Microcircuits in visual cortex

Abstract

The microcircuity of the neocortex is bewildering in its anatomical detail, but seen through the filters of physiology, some simple circuits have been suggested. Intensive investigations of the cortical representation of orientation, however, show how difficult it is to achieve any consensus on what the circuits are, how they develop, and how they work. New developments in modeling allied with powerful experimental tools are changing this. Experimental work combining optical imaging with anatomy and physiology has revealed a rich local cortical circuitry. Whereas older models of cortical circuits have concentrated on simple ‘feedforward’ circuits, newer theoretical work has explored more the role of the recurrent cortical circuits, which are more realistic representations of the actual circuits and are computationally richer.

Introduction

Francis Crick once advised: ‘if you do not make headway studying a complex system, study its structure and knowledge of its function will follow automatically’ (cited in [1]). Explorers of neocortical microcircuits have traditionally chosen the reverse strategy: they study function and use it to infer structure. How successful have they been? Very — if textbooks and computational models of cortical microcircuits are any indication. Despite the recent flowering of anatomical studies associated with physiological recordings in slices of cortex maintained in vitro, these new studies have had remarkably little influence on modern ideas of microcircuits in visual cortex. This is quite unlike the central significance that anatomy has had for concepts of hierarchical processing and for notions of feedforward and feedback processing between cortical areas.

It could be argued that the relative lack of impact of anatomical discoveries in cortical slices is because the work in slices has been directed to questions of neuronal biophysics and synaptic physiology and not to the structural basis of the functional microcircuits. Also, most cortical slice studies use rodent somatomotor cortex and not the visual cortex of the cat or monkey, which have been the major models for investigations of cortical circuits. A more fundamental reason may be that most of the progress in our understanding of cortical microcircuits has come about through the approach deployed with effortless brilliance by Hubel and Wiesel [2]. They first constructed a hierarchical model (Fig. 1a) of the microcircuit in visual cortex on the basis of the receptive fields and of the lamina in which neurons were recorded [2]. The power of their approach was that it mattered not whether one or one hundred cell types were involved, whether the synapses depressed or potentiated, or what glutamate receptor subtypes and ion channels were present: the baffling complexity of microanatomy and microphysiology was simply irrelevant. Thus, despite its ripe age, their model continues to be remarkably agile and it remains the textbooks’ favorite. It has had the good fortune to be insoluble by past and current techniques and thus it continues to tantalize successive generations of experimentalists. Most modelers of cortical microcircuits have followed suit and taken the first stage of the hierarchy — the generation of orientation-selective ‘simple cells’ from a row of relay cells in the lateral geniculate nucleus (LGN) of the thalamus — as their test case.

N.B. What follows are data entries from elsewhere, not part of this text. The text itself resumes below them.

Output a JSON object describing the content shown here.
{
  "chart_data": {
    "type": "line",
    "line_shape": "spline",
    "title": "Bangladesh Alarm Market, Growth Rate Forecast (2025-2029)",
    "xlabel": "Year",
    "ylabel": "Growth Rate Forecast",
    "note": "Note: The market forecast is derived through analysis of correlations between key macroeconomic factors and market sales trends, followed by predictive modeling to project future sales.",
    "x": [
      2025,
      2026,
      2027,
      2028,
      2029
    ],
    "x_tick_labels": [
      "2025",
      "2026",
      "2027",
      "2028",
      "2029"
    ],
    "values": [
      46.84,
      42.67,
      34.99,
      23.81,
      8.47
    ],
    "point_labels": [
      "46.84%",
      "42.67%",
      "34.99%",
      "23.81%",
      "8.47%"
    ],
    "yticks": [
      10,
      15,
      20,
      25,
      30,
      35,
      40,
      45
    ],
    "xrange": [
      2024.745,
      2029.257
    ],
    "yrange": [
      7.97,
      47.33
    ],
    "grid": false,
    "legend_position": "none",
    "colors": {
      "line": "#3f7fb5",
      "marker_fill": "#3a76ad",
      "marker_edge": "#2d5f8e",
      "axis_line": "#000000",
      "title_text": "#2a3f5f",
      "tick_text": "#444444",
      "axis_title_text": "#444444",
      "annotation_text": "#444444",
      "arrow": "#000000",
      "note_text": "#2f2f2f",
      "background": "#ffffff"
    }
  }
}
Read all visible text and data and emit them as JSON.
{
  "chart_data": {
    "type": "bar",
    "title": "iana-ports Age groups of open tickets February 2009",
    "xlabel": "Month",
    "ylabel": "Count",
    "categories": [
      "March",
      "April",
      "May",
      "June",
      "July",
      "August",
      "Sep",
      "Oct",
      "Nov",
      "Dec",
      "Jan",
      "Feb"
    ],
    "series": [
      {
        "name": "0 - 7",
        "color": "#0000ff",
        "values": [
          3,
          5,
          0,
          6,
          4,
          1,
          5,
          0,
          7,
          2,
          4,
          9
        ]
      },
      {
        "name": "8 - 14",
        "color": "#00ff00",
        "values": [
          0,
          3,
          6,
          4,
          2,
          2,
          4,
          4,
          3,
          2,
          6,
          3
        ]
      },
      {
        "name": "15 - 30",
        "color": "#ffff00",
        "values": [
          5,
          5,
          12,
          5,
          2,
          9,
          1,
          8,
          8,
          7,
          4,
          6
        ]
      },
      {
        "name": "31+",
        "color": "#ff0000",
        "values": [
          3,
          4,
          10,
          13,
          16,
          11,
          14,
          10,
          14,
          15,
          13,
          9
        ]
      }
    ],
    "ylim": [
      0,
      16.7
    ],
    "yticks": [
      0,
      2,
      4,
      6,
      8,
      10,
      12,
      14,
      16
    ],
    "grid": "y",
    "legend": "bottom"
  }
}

With this history as ambience, it is no surprise to discover that recent publications on cortical microcircuits maintain this bias of approach and interest. According to the dictum, ‘anatomy tells you what could be, physiology tells you what is’ (JA Movshon, personal communication), in vivo physiology and modeling continue to be the main tools used to solve the structure of cortical microcircuits. Where real structural studies are made in vivo, it is usually at the level of populations of labeled neurons observed through the light microscope. Thus, although the anatomical basis of the visual field map (retinotopy) and the segregated inputs of left and right eyes (ocular dominance) appear to be fully explained by the distribution of the eye-specific thalamic inputs to layer 4 [3], to date, no anatomical circuits have been demonstrated for the cortical properties of orientation tuning, binocular disparity, direction selectivity and contrast adaptation, amongst others. Yet, this apparent lack of progress is deceptive, for many of the elements required for a new synthesis are already here. The new experimental and theoretical evidence reviewed here indicates that feedforward inputs to cortical layers from the thalamus are not the sole determinant of the specificity of neurons, even in the orientation domain. Rather, local recurrent cortical circuits (Fig. 1b) play an important role in the organization of such specificity at the level of single neurons and at the level of cortical maps (Fig. 2).